De retour à la maison, Yasser et Haïtoutou avaient verrouillé la porte derrière eux comme si un monstre invisible rôdait déjà dans les rues.
Ils racontèrent tout à leur famille, dans les moindres détails :
le marché désert, les rues silencieuses, cet homme en fuite, le regard fou.
Tarki, adossé au mur, secoua la tête, incrédule.
— Sérieusement ? Vous flippez pour un clochard parano ?
— Ce n'était pas un clochard, répondit Yasser avec fermeté. Il avait peur... une vrai peur.
Mohamed, leur père, jusque-là silencieux, fit glisser son chapelet entre ses doigts plus vite qu'à l'accoutumée.
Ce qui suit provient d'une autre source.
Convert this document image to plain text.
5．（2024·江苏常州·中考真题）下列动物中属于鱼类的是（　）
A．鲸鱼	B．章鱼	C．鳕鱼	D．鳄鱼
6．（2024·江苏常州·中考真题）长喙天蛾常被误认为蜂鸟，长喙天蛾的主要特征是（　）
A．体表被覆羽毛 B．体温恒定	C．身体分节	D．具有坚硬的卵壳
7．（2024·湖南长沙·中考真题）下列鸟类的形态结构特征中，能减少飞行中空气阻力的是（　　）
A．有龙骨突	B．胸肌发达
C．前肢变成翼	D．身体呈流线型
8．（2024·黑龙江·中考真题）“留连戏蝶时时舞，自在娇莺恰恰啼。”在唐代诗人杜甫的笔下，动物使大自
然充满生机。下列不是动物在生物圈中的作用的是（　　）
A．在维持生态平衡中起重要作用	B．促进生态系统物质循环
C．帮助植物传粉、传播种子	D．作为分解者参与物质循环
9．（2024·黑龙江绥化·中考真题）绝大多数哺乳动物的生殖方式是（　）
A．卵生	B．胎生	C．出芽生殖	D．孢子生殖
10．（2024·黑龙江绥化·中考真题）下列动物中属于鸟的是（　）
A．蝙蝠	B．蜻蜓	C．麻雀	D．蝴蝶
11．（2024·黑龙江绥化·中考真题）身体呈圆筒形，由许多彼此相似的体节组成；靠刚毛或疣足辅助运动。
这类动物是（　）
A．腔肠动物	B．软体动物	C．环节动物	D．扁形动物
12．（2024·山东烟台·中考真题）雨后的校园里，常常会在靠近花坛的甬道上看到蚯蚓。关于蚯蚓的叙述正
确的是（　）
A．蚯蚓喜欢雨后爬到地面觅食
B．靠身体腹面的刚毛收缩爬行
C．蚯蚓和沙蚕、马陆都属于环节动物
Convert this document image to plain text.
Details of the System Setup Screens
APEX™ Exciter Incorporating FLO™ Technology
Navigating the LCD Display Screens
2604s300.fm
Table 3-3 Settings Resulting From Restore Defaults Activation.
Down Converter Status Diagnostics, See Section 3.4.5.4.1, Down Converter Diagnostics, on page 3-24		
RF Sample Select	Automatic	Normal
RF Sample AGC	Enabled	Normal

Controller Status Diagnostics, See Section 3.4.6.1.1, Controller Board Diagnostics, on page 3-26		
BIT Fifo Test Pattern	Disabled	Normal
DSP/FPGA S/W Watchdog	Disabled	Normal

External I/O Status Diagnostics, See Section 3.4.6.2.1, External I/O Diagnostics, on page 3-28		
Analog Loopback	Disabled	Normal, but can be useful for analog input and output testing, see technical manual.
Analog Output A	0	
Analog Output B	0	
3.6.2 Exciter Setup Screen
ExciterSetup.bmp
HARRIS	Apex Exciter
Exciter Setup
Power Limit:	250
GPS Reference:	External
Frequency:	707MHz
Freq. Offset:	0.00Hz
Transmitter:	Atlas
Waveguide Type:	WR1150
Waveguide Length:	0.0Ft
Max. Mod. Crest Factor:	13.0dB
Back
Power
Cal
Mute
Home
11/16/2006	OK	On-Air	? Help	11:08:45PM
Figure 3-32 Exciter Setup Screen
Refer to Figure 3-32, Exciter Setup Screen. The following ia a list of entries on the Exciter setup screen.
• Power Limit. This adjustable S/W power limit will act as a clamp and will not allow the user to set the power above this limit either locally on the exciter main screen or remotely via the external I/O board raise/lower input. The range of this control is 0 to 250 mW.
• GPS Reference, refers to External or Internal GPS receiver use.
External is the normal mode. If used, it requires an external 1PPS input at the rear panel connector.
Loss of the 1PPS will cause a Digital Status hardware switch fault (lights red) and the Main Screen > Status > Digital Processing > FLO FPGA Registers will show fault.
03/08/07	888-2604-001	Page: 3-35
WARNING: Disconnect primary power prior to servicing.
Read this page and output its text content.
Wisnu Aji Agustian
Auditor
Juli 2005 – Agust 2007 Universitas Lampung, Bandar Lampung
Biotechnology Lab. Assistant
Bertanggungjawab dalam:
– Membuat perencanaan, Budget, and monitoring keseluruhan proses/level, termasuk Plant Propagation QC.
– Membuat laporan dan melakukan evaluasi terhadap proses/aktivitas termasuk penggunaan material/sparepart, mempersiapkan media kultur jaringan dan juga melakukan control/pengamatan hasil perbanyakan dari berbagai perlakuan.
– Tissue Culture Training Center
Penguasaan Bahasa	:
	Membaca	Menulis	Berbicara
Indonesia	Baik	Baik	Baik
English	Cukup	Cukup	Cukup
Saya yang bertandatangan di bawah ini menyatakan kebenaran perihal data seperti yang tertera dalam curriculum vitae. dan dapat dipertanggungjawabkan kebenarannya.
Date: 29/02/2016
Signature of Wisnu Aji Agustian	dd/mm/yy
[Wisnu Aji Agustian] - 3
— Quand l'instinct parle... il vaut mieux l'écouter, murmura-t-il.
Un silence pesant s'abattit sur le salon.
Faiza resserra Maryam contre elle, tandis qu'Océane échangeait un regard inquiet avec Echati.
— Même si on exagère... on doit être prêts, dit Yasser, plus déterminé que jamais. Je prépare un kit de survie.
Haïtoutou hocha la tête.
— Faut qu'on mette de côté de l'eau, de la bouffe, des piles...
— Et des armes, ajouta Yasser. On ne sait jamais contre quoi on devra se défendre.
Tarki soupira, les bras croisés.
— Vous êtes en train de me dire qu'on passe en mode guerre pour des rumeurs ?
Halima, jusqu'ici concentrée sur son plat, posa la cuillère avec douceur mais fermeté.
— On se prépare. Et si rien n'arrive... on sera juste plus prudents. Si quelque chose arrive... on sera peut-être encore là pour en parler.
Les mots de leur mère frappèrent plus fort que n'importe quel discours.
Le reste de la soirée se déroula sous tension.
Chacun se préparaient à sa manière, ramassant ce qu'ils pouvaient : lampes torches, conserves, médicaments oubliés dans les tiroirs.
Dehors, la nuit s'étendait, lourde et menaçante.
Chaque courant d'air faisait grincer les volets.
Chaque craquement de bois sonnait comme un avertissement.
— On dirait que la ville retient son souffle... murmura Faiza, blême.
Personne ne trouva vraiment le sommeil cette nuit-là.
Et au fond d'eux, tous savaient que ce n'était que le début.